As such, one can scarcely "begrudge anyone for being scandalized by the stupidities and the crimes perpetrated in the name of religion," or even by the outward "antinomies between the different creeds."

However, an intellectually honest atheist will not only concede that "excesses and abuses are a part of human nature," but acknowledge with embarrassment that the apostles of pure reason -- e.g., "scientific socialism" -- have an even worse track record of excesses and abuses.

Is there a way to arbitrate between an absurcular atheism and an extravagant theism? Both camps sacrifice consistency to completeness (a la Gödel), but is there an approach to reality that is both consistent and complete?

Yes and no. Think about the fact that we can even know and understand Gödel's theorems, something a computer cannot do in principle:

1) Computing machines are essentially formal systems.

2) Gödel has shown that there are sentences—Gödel sentences—that can't be proven within a formal system, but that humans can see to be true.

3) Therefore, humans can do something that computers can't do, namely, recognise the truth of Gödel sentences.

To the extent that a rationalist understands Gödel and still clings to his rationalism, he has rendered himself an irrationalist.

In this context, you could say that religions are "theories," so to speak (or visions), of the Complete and Consistent Object that reason can only know partially, or "through a glass, darkly," as the gag goes.

But fortunately, there are ways of knowing that transcend mere (lower case) reason. Indeed, I would say that man is entitled to an explanation that satisfies the demands of his Total Intelligence.

But as Schuon writes, "Only metaphysics can resolve [the] enigmas which faith imposes upon the believer," a faith which at the same time reflects "a certain instinct for the essential and for the supernatural."

To be continued...

5 comments:

mushroom said...

One of the challenges to theism is the behavior of theists. The same can be said about atheists. We exist in the realm of uncertainty, almost like quantum life, while claiming that we can explain it.

Gagdad Bob said...

At least theists have a good explanation for man's chronic underachievement. And his occasional achievements, come to think of it.

julie said...

However, an intellectually honest atheist will not only concede that "excesses and abuses are a part of human nature," but acknowledge with embarrassment that the apostles of pure reason -- e.g., "scientific socialism" -- have an even worse track record of excesses and abuses.

When I was a disbeliever, I always wondered why it should matter to me what anyone else thought about religion.
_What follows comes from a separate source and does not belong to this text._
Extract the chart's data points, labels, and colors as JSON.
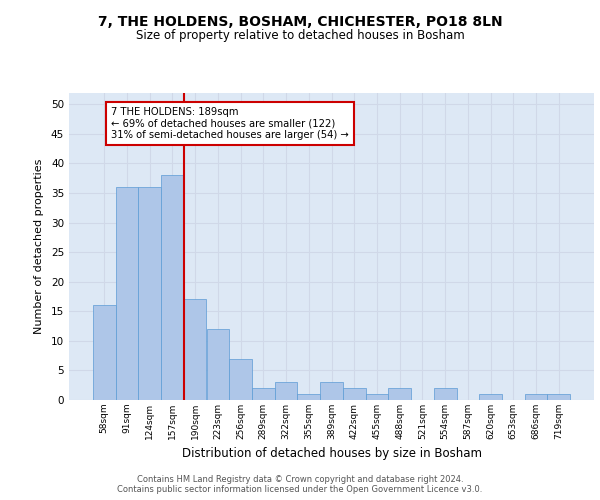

Clearly religious belief serves an evolutionary purpose, and in the grand scheme of things what difference does it make what literally anyone thinks about the whys of the cosmos anyway? Materially speaking, we are all just dust waiting to be obliterated such that we may as well never have existed anyway. So what if some people choose to spend their sentient hours thinking there's a grand plan to it all? If atheism is true, then nothing matters. Eventually the world will end, and the universe will go on for a while until it doesn't, and the fact that there was ever something instead of nothing will go unnoticed by anything. With all that in mind, proselytizing atheism seems pretty ridiculous.
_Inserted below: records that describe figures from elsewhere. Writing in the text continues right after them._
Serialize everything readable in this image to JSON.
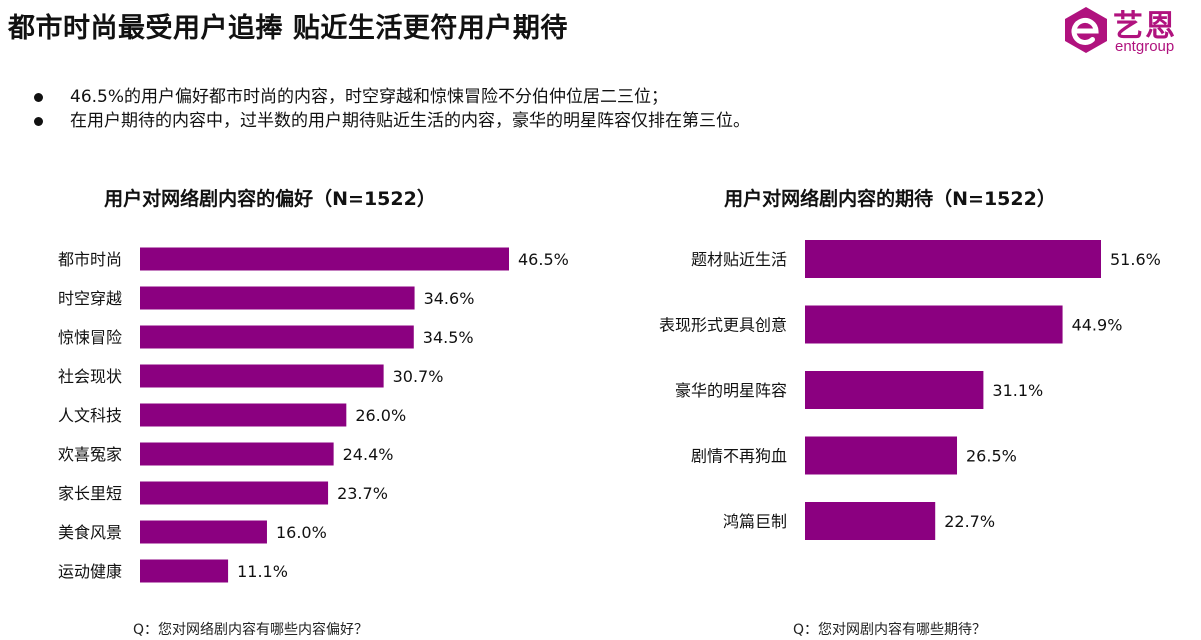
{
  "header": {
    "title": "都市时尚最受用户追捧  贴近生活更符用户期待"
  },
  "logo": {
    "name_cn": "艺恩",
    "name_en": "entgroup",
    "color": "#b0127e"
  },
  "bullets": [
    "46.5%的用户偏好都市时尚的内容，时空穿越和惊悚冒险不分伯仲位居二三位；",
    "在用户期待的内容中，过半数的用户期待贴近生活的内容，豪华的明星阵容仅排在第三位。"
  ],
  "chart_data": [
    {
      "type": "bar",
      "orientation": "horizontal",
      "title": "用户对网络剧内容的偏好（N=1522）",
      "categories": [
        "都市时尚",
        "时空穿越",
        "惊悚冒险",
        "社会现状",
        "人文科技",
        "欢喜冤家",
        "家长里短",
        "美食风景",
        "运动健康"
      ],
      "values": [
        46.5,
        34.6,
        34.5,
        30.7,
        26.0,
        24.4,
        23.7,
        16.0,
        11.1
      ],
      "labels": [
        "46.5%",
        "34.6%",
        "34.5%",
        "30.7%",
        "26.0%",
        "24.4%",
        "23.7%",
        "16.0%",
        "11.1%"
      ],
      "unit": "%",
      "color": "#8b0080",
      "note": "Q：您对网络剧内容有哪些内容偏好？"
    },
    {
      "type": "bar",
      "orientation": "horizontal",
      "title": "用户对网络剧内容的期待（N=1522）",
      "categories": [
        "题材贴近生活",
        "表现形式更具创意",
        "豪华的明星阵容",
        "剧情不再狗血",
        "鸿篇巨制"
      ],
      "values": [
        51.6,
        44.9,
        31.1,
        26.5,
        22.7
      ],
      "labels": [
        "51.6%",
        "44.9%",
        "31.1%",
        "26.5%",
        "22.7%"
      ],
      "unit": "%",
      "color": "#8b0080",
      "note": "Q：您对网剧内容有哪些期待？"
    }
  ]
}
Thank God it's not true, though. And thank God that instead of believing in nothing, I get to have a sweet conversation with my little one about heaven, and how we can know a little about it by the way we love each other herebelow.

Van Harvey said...

"Richard "Vanilla Thunder" Dawkins..."

:-) It's the little pleasures that help us through.

Gagdad Bob said...

Darryl "Chocolate Thunder" Dawkins is probably too obscure a reference.